HURRICANE DAVE

A Short Story by Cory Zimmerman

Copyright © Cory Zimmerman, USA. All rights reserved.


 

The weather guy said the tropical storm will probably be a hurricane before it made landfall sometime around midnight. It was only seven, so I walked a few doors down to the ex-pat bar. As I went up the crumbling set of stairs, my pace crumbled, but I managed to raise my head with a false sense of pride as I placed one sober foot before the next toward the barstool. Dave was already there. It was hard to avoid him lately. I thought about ignoring him, but I could see Dave sliding around on his stool, trying to think of a way to break the ice.

He settled for, “How’s it going?”

“All right,” I said, searching for a way to crawl back inside myself, but with a jerk reaction, I blurted out his name, “Dave!”

Dave looked at me with a grin and asked, “Did you have to go through the alphabet?”

“No!” I responded defensively. “I just all of a sudden remembered I told you I’d let you know if I remembered your name the next time I saw you, and I just realized I hadn’t said your name when you said hello, so I wanted to let you know I remembered it, in case you thought I hadn’t, I did, I just forgot to say it, but I did remember.”

“Ok,” Dave said. 

Why did he torment me so? I wondered, peeling the label off my beer bottle, looking forward to the hurricane. 

What I didn’t tell Dave was how I managed to remember his name. I used this associative trick where you think of the name of someone you could never forget. There was this cop back in my hometown in Illinois named Dave. Dave and my Dad were rival cops. Finally, Dave got busted screwing one of his teenage daughters’ best friends in the back seat of his cop car, which was it for Illinois Dave. 

However, this Dave was from Ohio. He loved to tell the story of the motorcycle trip he took from Ohio to Florida. He hit the open road, leaving his old computer processing job in the dust, upward and onward in search of freedom. But, somehow, Dave ended up hiding out here in Playa del Carme, Mexico, sitting across the bar from me, giving me a ton of things to think about without even trying. Dave lived in the bar’s hotel, or maybe it was the hotel’s bar...

I think a lot about Dave, but the thing is, I don’t even like him. He annoys me. He annoys everyone, including the bartender, who has no idea what Dave is saying. He’s always saying something. Honestly, Dave has that look of proudly voting for Trump. He actually loves to let everyone know until the bartender pulls out a wooden paddle and threatens, “No Politics in my bar!” probably the only English she knows. She speaks it clearly as she wacks the paddle in her hand. Dave gets a big grin. 

I looked up from my pile of beer wrappers as Dave again began to show off how he can guess the name of the next song that comes on the radio within the first two or three notes. I must confess, I kind of admire him for this novelty skill. I’ve always been drawn to people who have worthless talents. 

My best friend growing up used to memorize the most mundane things, spewing them out in verbatim. This old Sally Struthers commercial for example, “Choose from any one of these programs, High School, TV/VCR Repair, Computer Programming, Electrician, Animal Care Specialist, Auto Mechanics, PC Repair, Bookkeeping, Legal Assistant, Medical Office Assistant, Hotel/Restaurant Management, Learning the Personal Computer, Electronics, or get your Specialized Associate Degree in Business Management and Accounting. ICS gives you everything you need, so call right now!”

I do not work for ICS, I might add. 

I managed to forget about Dave for a minute until he crumpled up a napkin into a ball and threw it down the bartender’s blouse. Dave offered to help as she reached down into her cleavage with one hand, a shot of tequila splashing around in the other. Dave obviously didn’t get the memo, and she gulped down what was left of the tequila and gave Dave the death stare. Dave played dumb and giggled, asking in a high pitch, “whaaaat?”

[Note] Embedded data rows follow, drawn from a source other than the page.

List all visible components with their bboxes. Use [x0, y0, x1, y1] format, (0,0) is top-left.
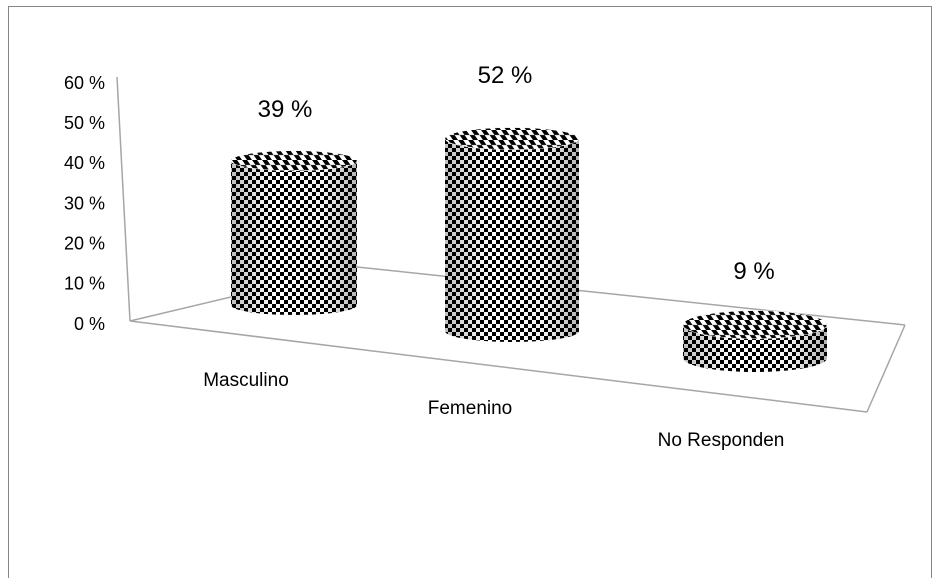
- y-tick-label: 10 %: [64, 274, 105, 294]
- cylinder-top: [230, 150, 358, 171]
- y-tick-label: 0 %: [74, 314, 105, 334]
- y-tick-label: 40 %: [64, 153, 105, 173]
- category-labels: Masculino Femenino No Responden: [203, 370, 784, 451]
- cylinder-top: [682, 310, 828, 339]
- floor-right-edge: [866, 324, 906, 413]
- data-label: 39 %: [258, 96, 313, 123]
- y-tick-label: 60 %: [64, 73, 105, 93]
- y-tick-label: 50 %: [64, 113, 105, 133]
- y-tick-label: 20 %: [64, 233, 105, 253]
- chart-area: [8, 6, 932, 578]
- floor-back-edge: [356, 266, 906, 326]
- y-axis-tick-labels: 0 % 10 % 20 % 30 % 40 % 50 % 60 %: [64, 73, 105, 334]
- data-label: 9 %: [733, 258, 774, 285]
- y-tick-label: 30 %: [64, 193, 105, 213]
- category-label: Masculino: [203, 370, 289, 391]
- cylinder-shade: [445, 138, 579, 342]
- bar-masculino: [230, 150, 358, 315]
- back-wall-left-edge: [116, 76, 131, 322]
- cylinder-shade: [231, 160, 357, 315]
- bar-femenino: [444, 127, 580, 342]
- cylinder-top: [444, 127, 580, 150]
- bar-no-responden: [682, 310, 828, 372]
- category-label: No Responden: [658, 430, 785, 451]
- category-label: Femenino: [428, 398, 513, 419]
- floor-front-edge: [129, 320, 868, 413]
- data-label: 52 %: [478, 62, 533, 89]
- data-labels: 39 % 52 % 9 %: [258, 62, 775, 285]
- bars: [230, 127, 828, 372]
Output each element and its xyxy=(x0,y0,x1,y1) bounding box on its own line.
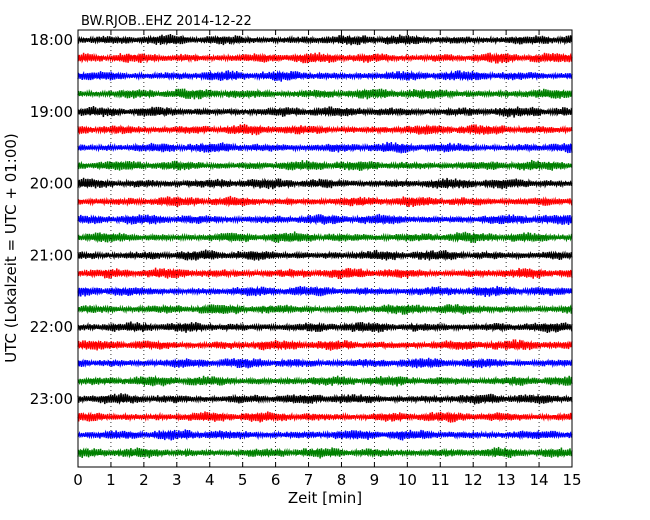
trace-line xyxy=(77,303,573,315)
trace-line xyxy=(77,141,573,154)
y-tick-label: 20:00 xyxy=(30,175,73,193)
x-tick-label: 0 xyxy=(73,471,83,489)
y-tick-label: 19:00 xyxy=(30,103,73,121)
y-axis-label: UTC (Lokalzeit = UTC + 01:00) xyxy=(2,133,20,363)
trace-line xyxy=(77,411,573,423)
trace-line xyxy=(77,69,573,82)
x-tick-label: 15 xyxy=(562,471,581,489)
trace-line xyxy=(77,34,573,46)
x-tick-label: 13 xyxy=(497,471,516,489)
x-tick-label: 3 xyxy=(172,471,182,489)
traces-group xyxy=(77,34,573,459)
trace-line xyxy=(77,123,573,136)
trace-line xyxy=(77,88,573,100)
x-tick-label: 4 xyxy=(205,471,215,489)
trace-line xyxy=(77,106,573,118)
trace-line xyxy=(77,195,573,208)
x-tick-label: 7 xyxy=(304,471,314,489)
trace-line xyxy=(77,374,573,388)
y-tick-label: 22:00 xyxy=(30,318,73,336)
trace-line xyxy=(77,177,573,190)
y-tick-label: 23:00 xyxy=(30,390,73,408)
x-tick-label: 14 xyxy=(530,471,549,489)
trace-line xyxy=(77,321,573,333)
x-tick-label: 10 xyxy=(398,471,417,489)
x-tick-label: 8 xyxy=(337,471,347,489)
trace-line xyxy=(77,446,573,459)
chart-title: BW.RJOB..EHZ 2014-12-22 xyxy=(81,14,252,29)
grid-group xyxy=(110,30,540,467)
x-tick-label: 5 xyxy=(238,471,248,489)
trace-line xyxy=(77,213,573,226)
trace-line xyxy=(77,357,573,369)
ticks-group: 0 1 2 3 4 5 6 7 8 9 10 11 12 13 14 1518:0019:0020:0021:… xyxy=(30,30,582,489)
x-tick-label: 2 xyxy=(139,471,149,489)
x-tick-label: 1 xyxy=(106,471,116,489)
trace-line xyxy=(77,52,573,64)
plot-frame xyxy=(77,29,573,468)
trace-line xyxy=(77,231,573,244)
y-tick-label: 21:00 xyxy=(30,246,73,264)
trace-line xyxy=(77,249,573,262)
x-tick-label: 12 xyxy=(464,471,483,489)
x-tick-label: 6 xyxy=(271,471,281,489)
trace-line xyxy=(77,339,573,351)
trace-line xyxy=(77,267,573,280)
y-tick-label: 18:00 xyxy=(30,31,73,49)
x-axis-label: Zeit [min] xyxy=(288,489,362,507)
x-tick-label: 11 xyxy=(431,471,450,489)
trace-line xyxy=(77,285,573,297)
trace-line xyxy=(77,159,573,171)
trace-line xyxy=(77,429,573,441)
trace-line xyxy=(77,393,573,405)
x-tick-label: 9 xyxy=(370,471,380,489)
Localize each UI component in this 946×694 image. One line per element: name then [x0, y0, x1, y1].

I looked in my pockets for more pesos but found nothing but lent. I considered the virtues of sobriety for a moment, then asked for the check. I looked over at Dave, wondered about his goatee, handed the bartender thirty pesos, and then nodded at Dave. 

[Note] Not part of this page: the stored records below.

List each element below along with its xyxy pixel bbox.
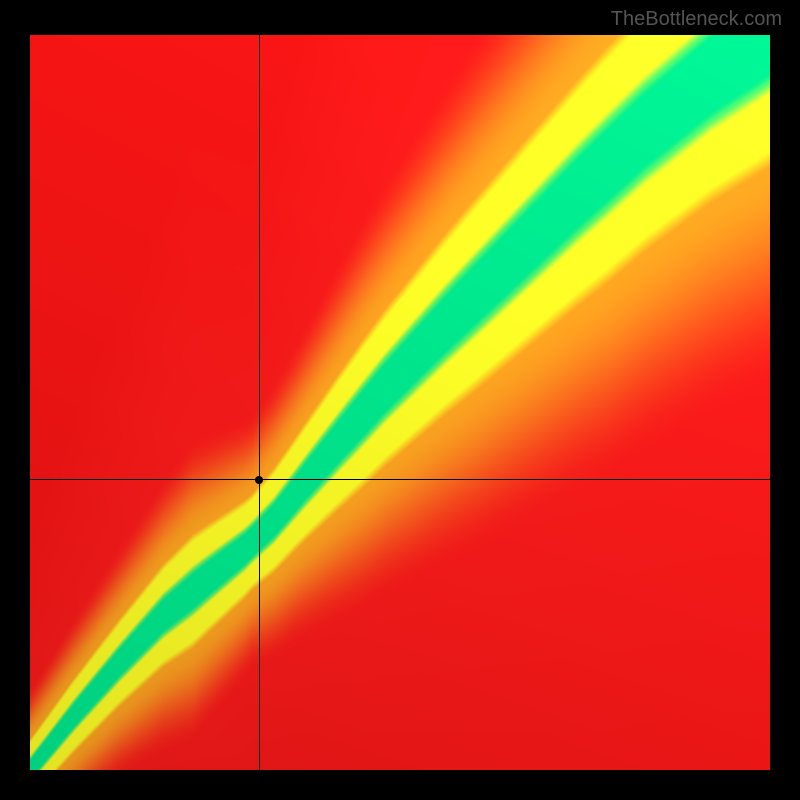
heatmap-canvas — [30, 35, 770, 770]
plot-area — [30, 35, 770, 770]
crosshair-marker — [255, 476, 263, 484]
crosshair-horizontal — [30, 479, 770, 480]
crosshair-vertical — [259, 35, 260, 770]
watermark-text: TheBottleneck.com — [611, 8, 782, 31]
chart-root: TheBottleneck.com — [0, 0, 800, 800]
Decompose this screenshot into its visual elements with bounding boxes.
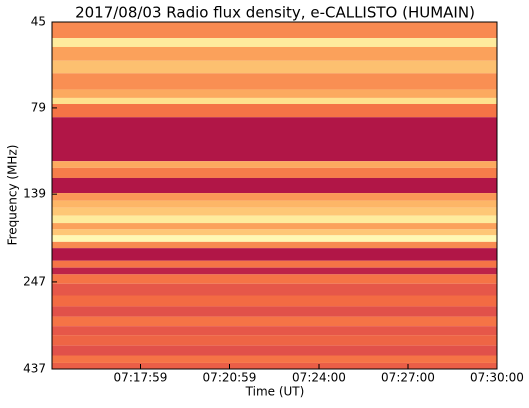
heat-cell — [52, 355, 497, 363]
heat-cell — [52, 295, 497, 307]
heat-cell — [52, 46, 497, 61]
heat-cell — [52, 97, 497, 104]
x-tick-label: 07:20:59 — [203, 371, 257, 385]
heat-cell — [52, 73, 497, 90]
heat-cell — [52, 235, 497, 242]
heat-cell — [52, 223, 497, 230]
heat-cell — [52, 260, 497, 268]
heat-cell — [52, 316, 497, 327]
heat-cell — [52, 207, 497, 216]
heat-cell — [52, 274, 497, 284]
x-tick-label: 07:30:00 — [470, 371, 524, 385]
heat-cell — [52, 38, 497, 47]
x-axis-label: Time (UT) — [245, 385, 305, 399]
heat-cell — [52, 161, 497, 168]
x-tick-label: 07:24:00 — [292, 371, 346, 385]
heat-cell — [52, 193, 497, 201]
y-tick-label: 139 — [23, 187, 46, 201]
plot-frame — [51, 21, 498, 370]
heat-cell — [52, 335, 497, 346]
heat-cell — [52, 167, 497, 178]
y-tick-label: 79 — [31, 100, 46, 114]
heat-cell — [52, 22, 497, 39]
heat-cell — [52, 200, 497, 208]
heat-cell — [52, 103, 497, 118]
y-tick-label: 247 — [23, 274, 46, 288]
x-tick-label: 07:27:00 — [381, 371, 435, 385]
heat-cell — [52, 345, 497, 356]
x-tick-label: 07:17:59 — [114, 371, 168, 385]
heat-cell — [52, 306, 497, 317]
heat-cell — [52, 229, 497, 236]
heat-cell — [52, 362, 497, 369]
heat-cell — [52, 177, 497, 194]
heat-cell — [52, 267, 497, 275]
y-tick-label: 45 — [31, 15, 46, 29]
y-axis-label: Frequency (MHz) — [6, 145, 20, 246]
chart-title: 2017/08/03 Radio flux density, e-CALLIST… — [75, 4, 475, 22]
heat-cell — [52, 60, 497, 74]
heat-cell — [52, 215, 497, 224]
heat-cell — [52, 248, 497, 261]
heat-cell — [52, 326, 497, 336]
heat-cell — [52, 117, 497, 162]
heat-cell — [52, 241, 497, 249]
heat-cell — [52, 283, 497, 296]
heat-cell — [52, 89, 497, 98]
y-tick-label: 437 — [23, 362, 46, 376]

“See ya later,” we said simultaneously. 

I stood from my stool easily and questioned whether I was buzzed enough for a hurricane. But, I nonetheless walked down the crumbling stairs to the street below. 

The cargo bikes were out in full gale selling quesadillas and tamales. I took a big whiff as the charcoal smoke billowed up through the still palms, and wondered if I was the only one taking notice of the calm before the storm. I walked a few doors down the block to my flat and opened the hurricane shutters. The birds were singing, and it slowly began to rain, and I thought about Dave.